Dhal can be a meal on its own when served with rice or flatbreads, or try it alongside a selection of your favourite vegetable curries. It’s a dish that tastes even better the next day when the spices have been left over night, allowing the different flavours to mix and mingle.

Ingredients (makes 4-6 servings)

  • 125 g red lentils
  • 200 g roasted pumpkin
  • 250 ml water or vegetable stock
  • 50 ml coconut milk
  • 200 g tomatoes
  • One medium onion
  • One teaspoon each of mustard seeds, cumin seeds, coriander seeds, cloves and chilli flakes
  • Two teaspoons turmeric
  • 1 cm knob of ginger
  • One garlic clove
  • One cinnamon stick
  • One star anise
  • One bunch fresh coriander
  • 50 ml olive oil

Method

  • Roast the chunks of pumpkin in a hot oven at 200 c for 20 minutes.
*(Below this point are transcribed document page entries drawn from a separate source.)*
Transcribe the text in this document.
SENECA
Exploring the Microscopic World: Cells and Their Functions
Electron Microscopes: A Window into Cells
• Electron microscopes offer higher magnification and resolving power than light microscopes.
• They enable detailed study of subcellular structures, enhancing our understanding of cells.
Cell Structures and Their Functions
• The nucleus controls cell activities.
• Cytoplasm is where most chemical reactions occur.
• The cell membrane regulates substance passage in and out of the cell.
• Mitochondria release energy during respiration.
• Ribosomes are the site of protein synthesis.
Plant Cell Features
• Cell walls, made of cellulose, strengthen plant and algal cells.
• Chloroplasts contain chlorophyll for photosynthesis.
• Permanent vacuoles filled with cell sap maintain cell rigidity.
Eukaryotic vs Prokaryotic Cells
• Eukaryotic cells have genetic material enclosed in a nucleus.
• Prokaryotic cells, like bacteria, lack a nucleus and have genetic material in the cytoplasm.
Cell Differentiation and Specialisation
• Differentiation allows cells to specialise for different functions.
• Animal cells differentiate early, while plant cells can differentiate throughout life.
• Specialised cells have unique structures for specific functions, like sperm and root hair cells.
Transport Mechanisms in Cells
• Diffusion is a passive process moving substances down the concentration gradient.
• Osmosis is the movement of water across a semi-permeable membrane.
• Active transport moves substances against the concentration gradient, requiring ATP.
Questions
While the pumpkin is cooking, heat the oil in a heavy based pan and add the mustard seeds. When the seeds begin to pop, turn the heat down and add the chopped onions, ginger and garlic and the other spices and stir well. Cook for 10 minutes over a medium heat.
  • Wash the lentils until the water runs clear and then add them to the onion mix with the vegetable stock and chopped tomatoes, stir and cook until all the liquid is absorbed. Add the pumpkin chunks and coconut milk. Cook over a low heat until it starts to bubble. When cooked, remove the cinnamon stick and star anise. Garnish with the chopped coriander and serve with rice and/or a flat bread such as chapati or pita.

KCC’s Nutty Festive Fare

22 December 2019

Seasoned greetings from Knidos Cookery Club – we’d just like to take this opportunity to thank all our readers, old and new, in 2019 and wish you a great holiday season and all the best for the New Year.

With the winter solstice, Hanukkah, Christmas and New Year all upon us, we’d like to share this nutty lentil bake recipe with you. It makes a great centrepiece for a festive feast.

We served it with roast potatoes, charred cauliflower and smashed pumpkin and then poured a rich pomegranate sauce over everything.

Ingredients (for 6 servings)

  • 150 g green lentils
  • One carrot
  • One medium-sized onion
  • One stick of celery
  • 75 g walnuts
  • 75 g coarse bulgur
  • Two tablespoons tomato paste
  • Two teaspoons cumin seeds
  • One teaspoon coriander seeds
  • One teaspoon chilli powder
  • Half a teaspoon cloves
  • 50 ml olive oil
  • 250 ml vegetable stock
  • 25 g chickpea flour
  • Pomegranate seeds

Method

  • Cook the lentils in the vegetable stock until most of the liquid has been soaked up. The lentils should still be firm, not mushy. Stir in the bulgur and leave to stand for 30 minutes.
  • Heat the olive oil in a heavy based pan and add the spices. Cook for a few minutes and then add the chopped onions, grated carrot and thin slices of celery and cook for 10 minutes, stirring regularly.
  • Combine the vegetable mix with the lentils. Stir in the tomaro paste. Toast the chopped walnuts for 5 minutes then add to the lentil mix. Finally add the chickpea flour to thicken the mix.
  • Pack the mix into a greased baking dish and cook for 30 minutes in an oven pre-heated to 180 c. Garnish with pomegranate seeds and then cut the loaf into 6 slices and serve.